Hr Is considered one of the founding figures of artificial intelligence, and he's still around, you can find his work online and on TH-cam, etc.
He continues to write extensively on the topic of neural networks, physics simulations, computational science, etcetera
Stephen Wolfram's original work on cellular automaton were the 1d elementary variants. It has been shown that topologies that are isomorphic to the 1d case of the ising model were not able to undergo phase transitions, which is essential for systems to reach critical points and maximize efficiency.
Wolfram and his team are currently focusing on hypergraphs, which is highly unrelated to this subfield.
the Nobel prize has become a clout chasing thing where AI becomes popular and then suddenly AI is now physics.
Well, two videos of this series published before Nobel prize announced.

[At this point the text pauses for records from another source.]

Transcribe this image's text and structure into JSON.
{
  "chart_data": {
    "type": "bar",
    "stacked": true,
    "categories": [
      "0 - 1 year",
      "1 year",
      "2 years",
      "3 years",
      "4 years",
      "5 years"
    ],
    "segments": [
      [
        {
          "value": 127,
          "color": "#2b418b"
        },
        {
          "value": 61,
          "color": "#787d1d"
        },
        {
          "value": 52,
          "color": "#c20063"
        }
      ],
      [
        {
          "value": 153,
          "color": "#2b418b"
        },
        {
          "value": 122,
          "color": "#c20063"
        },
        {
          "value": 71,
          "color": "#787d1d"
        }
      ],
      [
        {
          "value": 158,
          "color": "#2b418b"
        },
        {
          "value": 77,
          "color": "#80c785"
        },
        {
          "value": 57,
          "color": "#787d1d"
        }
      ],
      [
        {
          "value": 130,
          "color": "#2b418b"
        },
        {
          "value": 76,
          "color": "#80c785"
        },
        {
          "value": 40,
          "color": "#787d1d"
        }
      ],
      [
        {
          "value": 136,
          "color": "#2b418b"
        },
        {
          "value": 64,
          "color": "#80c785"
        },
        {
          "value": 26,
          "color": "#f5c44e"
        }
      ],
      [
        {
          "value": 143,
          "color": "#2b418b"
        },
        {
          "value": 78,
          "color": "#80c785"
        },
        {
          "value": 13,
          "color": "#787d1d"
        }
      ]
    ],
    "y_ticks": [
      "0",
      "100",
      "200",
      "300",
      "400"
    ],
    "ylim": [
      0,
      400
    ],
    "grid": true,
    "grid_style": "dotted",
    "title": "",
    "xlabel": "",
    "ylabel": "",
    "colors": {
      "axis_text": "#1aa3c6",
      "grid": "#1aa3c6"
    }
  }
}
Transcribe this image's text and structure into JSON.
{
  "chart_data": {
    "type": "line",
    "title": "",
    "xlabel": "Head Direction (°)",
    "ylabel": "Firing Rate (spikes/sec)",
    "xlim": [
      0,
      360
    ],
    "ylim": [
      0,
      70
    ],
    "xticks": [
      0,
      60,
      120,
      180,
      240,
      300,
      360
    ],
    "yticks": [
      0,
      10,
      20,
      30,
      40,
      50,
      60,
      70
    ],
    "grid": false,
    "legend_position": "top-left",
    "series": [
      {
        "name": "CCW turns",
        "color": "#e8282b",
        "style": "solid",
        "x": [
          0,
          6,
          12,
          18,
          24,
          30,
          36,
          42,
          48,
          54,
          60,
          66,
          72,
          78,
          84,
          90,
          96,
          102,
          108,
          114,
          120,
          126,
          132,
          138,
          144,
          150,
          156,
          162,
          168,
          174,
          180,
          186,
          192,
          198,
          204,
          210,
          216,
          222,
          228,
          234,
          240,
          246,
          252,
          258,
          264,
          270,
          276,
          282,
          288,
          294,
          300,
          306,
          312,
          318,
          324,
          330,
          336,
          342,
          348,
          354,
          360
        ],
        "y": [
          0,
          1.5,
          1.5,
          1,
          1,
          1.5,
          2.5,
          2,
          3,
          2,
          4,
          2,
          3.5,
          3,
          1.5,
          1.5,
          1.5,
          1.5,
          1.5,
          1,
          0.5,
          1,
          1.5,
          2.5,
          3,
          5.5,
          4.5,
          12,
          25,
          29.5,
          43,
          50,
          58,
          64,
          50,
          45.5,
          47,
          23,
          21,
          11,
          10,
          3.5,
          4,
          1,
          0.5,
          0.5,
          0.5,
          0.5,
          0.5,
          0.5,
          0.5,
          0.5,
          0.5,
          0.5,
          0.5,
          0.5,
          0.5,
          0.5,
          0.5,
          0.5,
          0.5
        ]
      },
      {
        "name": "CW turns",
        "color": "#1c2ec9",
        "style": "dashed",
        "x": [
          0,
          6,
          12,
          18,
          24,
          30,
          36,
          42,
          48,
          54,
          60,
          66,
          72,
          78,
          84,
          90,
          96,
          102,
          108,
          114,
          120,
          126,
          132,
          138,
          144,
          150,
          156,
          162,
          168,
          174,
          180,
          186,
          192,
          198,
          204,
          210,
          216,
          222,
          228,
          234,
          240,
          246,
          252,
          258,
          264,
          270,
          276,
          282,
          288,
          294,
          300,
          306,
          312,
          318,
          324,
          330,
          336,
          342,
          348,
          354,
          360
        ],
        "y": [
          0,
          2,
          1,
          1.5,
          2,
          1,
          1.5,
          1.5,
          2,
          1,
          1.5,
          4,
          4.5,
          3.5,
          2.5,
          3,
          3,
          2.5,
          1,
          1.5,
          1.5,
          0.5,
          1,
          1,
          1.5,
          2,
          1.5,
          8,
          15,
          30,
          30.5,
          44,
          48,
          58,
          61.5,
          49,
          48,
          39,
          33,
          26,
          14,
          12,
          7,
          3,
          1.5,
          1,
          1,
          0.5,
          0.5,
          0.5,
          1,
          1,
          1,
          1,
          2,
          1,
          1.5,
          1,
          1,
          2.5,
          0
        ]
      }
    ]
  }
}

Also, when Boltzmann worked on stat mech it wasn't considered physics, same true about cosmology when Hubble working on it (thats why he never won the prize), and when quantum mechanics and relativity were on the horizon Lord Kelvin claimed "there is nothing new to be discovered in physics" this is not because he was not aware of what is coming but as Steve Weinberg put it he didn't consider them physics.
And now stat mech, quantum mechanics, and cosmology are all physics.
You're trying to emulate the brain, which is very similar as trying to simulate or emulate a physical system. It was generally always a neighbor of physics simulations due to the math being similar. Even a number of physics terms and names were used early on.
Because it is? Most modern machine learning control techniques are based off of concepts from physics. These constructs are basically dynamical systems.